本当に、この人は正しい人だった

 イエスは大声で叫ばれた。「父よ、わたしの霊を御手にゆだねます。」こう言って息を引き取られた。百人隊長はこの出来事を見て、「本当に、この人は正しい人だった」と言って、神を賛美した。(ルカによる福音書23章46~47節)
                 
 イエス様の十字架の最期を見届けた人の一人に、ローマの百人隊長という立場の人物がいた、と福音書は記しています。彼はローマの役人としてイエス様の十字架刑の指揮を執っていた人物であります。そのような人物が、イエス様の最期の姿を見届けた後「本当に、この人は正しい人だった」と声を発したのです。本来なら、十字架に掛けられる人間はローマ帝国に反逆する過激な政治犯であって、ローマの役人からすれば憐みも同情も一切感じることもなく、その職務としてこのような人間を処刑することにも躊躇することもない相手でありました。しかし、イエス様の十字架の刑に立ち会ったこの百人隊長は、イエス様のその十字架の上の姿とその言葉に激しく心打たれ「本当に、この人は正しい人だった」と声を上げたのでした。

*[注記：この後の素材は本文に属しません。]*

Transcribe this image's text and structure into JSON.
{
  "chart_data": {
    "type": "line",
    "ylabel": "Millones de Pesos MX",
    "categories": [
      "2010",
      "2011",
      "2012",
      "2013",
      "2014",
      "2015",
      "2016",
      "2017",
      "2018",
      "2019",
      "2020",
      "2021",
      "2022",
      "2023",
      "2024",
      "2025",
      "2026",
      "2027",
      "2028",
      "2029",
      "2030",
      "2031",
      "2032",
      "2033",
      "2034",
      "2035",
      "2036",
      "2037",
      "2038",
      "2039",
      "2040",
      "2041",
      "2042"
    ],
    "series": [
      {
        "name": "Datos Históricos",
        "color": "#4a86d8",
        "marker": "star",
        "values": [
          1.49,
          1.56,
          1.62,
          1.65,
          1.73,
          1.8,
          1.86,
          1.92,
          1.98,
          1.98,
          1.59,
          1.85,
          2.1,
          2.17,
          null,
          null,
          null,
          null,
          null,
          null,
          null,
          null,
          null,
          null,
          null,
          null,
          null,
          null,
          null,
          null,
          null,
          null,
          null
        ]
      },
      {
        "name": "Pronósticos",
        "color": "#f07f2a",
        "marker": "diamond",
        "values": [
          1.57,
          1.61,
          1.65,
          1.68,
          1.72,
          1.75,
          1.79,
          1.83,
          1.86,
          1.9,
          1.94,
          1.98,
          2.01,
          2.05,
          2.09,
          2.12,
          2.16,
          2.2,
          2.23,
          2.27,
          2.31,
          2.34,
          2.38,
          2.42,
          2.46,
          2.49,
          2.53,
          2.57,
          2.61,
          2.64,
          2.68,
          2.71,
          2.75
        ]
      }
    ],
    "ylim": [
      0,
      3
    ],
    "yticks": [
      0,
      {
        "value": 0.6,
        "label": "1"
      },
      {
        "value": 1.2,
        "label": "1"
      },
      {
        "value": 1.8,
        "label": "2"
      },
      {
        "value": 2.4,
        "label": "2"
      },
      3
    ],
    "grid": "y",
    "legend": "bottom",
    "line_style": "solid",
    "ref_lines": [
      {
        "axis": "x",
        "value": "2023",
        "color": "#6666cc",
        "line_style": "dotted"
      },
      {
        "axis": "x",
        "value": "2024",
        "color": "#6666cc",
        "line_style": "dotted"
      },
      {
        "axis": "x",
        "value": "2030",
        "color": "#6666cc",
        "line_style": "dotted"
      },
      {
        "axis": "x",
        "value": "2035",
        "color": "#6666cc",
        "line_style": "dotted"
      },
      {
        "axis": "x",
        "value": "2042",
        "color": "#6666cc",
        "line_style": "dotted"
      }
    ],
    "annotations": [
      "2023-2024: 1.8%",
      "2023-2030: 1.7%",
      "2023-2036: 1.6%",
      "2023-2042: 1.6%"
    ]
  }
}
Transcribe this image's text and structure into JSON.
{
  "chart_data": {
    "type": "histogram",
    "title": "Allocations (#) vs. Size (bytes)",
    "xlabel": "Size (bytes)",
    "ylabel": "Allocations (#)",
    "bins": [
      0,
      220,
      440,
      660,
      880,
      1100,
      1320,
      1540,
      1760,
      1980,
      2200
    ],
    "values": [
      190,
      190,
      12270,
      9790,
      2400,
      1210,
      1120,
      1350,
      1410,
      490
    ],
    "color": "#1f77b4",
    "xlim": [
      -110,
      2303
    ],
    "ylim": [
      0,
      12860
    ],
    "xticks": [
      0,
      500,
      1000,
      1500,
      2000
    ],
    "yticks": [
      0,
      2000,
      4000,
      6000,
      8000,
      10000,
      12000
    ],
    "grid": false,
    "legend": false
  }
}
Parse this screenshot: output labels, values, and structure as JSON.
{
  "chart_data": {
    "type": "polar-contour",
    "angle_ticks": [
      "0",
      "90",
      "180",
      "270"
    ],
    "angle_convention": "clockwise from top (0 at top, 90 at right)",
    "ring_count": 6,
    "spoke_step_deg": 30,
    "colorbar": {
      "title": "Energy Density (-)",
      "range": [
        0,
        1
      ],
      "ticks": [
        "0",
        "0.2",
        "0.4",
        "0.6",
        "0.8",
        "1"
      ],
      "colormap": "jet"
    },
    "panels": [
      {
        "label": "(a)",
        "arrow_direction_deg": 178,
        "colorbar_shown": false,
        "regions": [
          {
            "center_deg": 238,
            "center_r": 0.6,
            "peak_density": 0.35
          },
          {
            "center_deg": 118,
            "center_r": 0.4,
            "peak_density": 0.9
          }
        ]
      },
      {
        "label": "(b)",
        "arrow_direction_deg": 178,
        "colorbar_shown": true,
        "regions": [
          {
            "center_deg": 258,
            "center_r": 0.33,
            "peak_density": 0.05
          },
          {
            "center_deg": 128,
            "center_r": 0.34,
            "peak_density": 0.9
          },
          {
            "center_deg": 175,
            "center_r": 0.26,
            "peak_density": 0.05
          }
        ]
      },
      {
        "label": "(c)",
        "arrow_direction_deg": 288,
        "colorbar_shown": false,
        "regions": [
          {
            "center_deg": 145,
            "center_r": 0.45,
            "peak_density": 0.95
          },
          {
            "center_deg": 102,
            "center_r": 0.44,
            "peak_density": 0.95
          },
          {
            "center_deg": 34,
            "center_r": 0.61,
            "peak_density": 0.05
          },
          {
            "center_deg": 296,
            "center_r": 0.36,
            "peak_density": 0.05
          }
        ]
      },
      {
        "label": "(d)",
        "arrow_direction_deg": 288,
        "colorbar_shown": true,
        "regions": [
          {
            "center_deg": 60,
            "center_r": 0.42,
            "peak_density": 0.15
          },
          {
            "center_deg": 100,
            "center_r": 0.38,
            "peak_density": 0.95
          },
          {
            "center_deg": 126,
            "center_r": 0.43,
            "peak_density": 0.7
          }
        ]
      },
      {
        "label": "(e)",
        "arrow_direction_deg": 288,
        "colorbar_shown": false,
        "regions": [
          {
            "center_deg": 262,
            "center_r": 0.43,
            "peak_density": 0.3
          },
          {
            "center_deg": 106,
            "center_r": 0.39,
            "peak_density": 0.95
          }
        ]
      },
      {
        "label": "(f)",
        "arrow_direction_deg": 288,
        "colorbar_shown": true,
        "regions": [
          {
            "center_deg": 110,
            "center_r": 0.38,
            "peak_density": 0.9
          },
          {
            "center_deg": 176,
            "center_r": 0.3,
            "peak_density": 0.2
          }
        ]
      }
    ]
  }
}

 この百人隊長はイエス様について、どんな人であるのかを前に聞いていたのかも知れません。福音書の物語に、同じローマの百人隊長の立場にある人が、僕の病を癒してもらおうとしてイエス様にお願いをしたというお話が出てきます。この時、イエス様は当時のイスラエル人の多くが異邦人を汚れた存在として接触を避けていた中、ご自身そのローマの百人隊長の家にまで行ってその僕を癒そうとされた、そういう出来事があったのでした。

 もしかすると、その時の百人隊長の知り合いが、イエス様の十字架刑の指揮を執った百人隊長であったということも考えられます。もしそうであったとしたら、ローマの役人でありながらもイエス様に対して「この人は正しい人であった」と言ったこの言葉は決して福音書の著者の創作でも誇張でもない、真実のものであるというリアリティをもったものとして響いてきます。

 この百人隊長は同僚から「イエスという人はこのような方だ」という話を聞いていて、そのイエス様の処刑に偶然立ち会うことになったのだとしたら「どうして、この人を十字架に架けなければならぬのか」という煩悶に悩まされたことでしょう。しかし上からの命令に絶対逆らえない立場の役人として、自分の思いを封印してもそれを行わなければならない、そういう苦しみを背負って処刑の場に臨まざるを得なかった人ではなかったでしょうか。そして、十字架の苦しみの極みにあって、イエス様が「父よ彼らをお赦しください。自分が何をしているのか知らないのです」と自らのことよりも敵として憎むべき相手のために祈る言葉を聞いた。さらに、自分をこのような運命に遭わせた世間や人や神を呪うことが当たり前の罪人の最期とは全く違う「父よ、わたしの霊を御手にゆだねます」というその言葉を耳にし、百人隊長は「本当に、この人は(自分が聞いていた通りの)正しい人だった」と、自分の立場をも超えて神様を賛美したのではないでしょうか。イエス様の十字架に私たちは、この世の立場の違い、国の違い、民族、人種の隔たりも超えて、ただ人を愛し、赦し、その相手のために祈る真実の「正しい人」の姿を見出すのです。そのイエス様に私たちも百人隊長のように、信仰の眼差しを注いで行きましょう。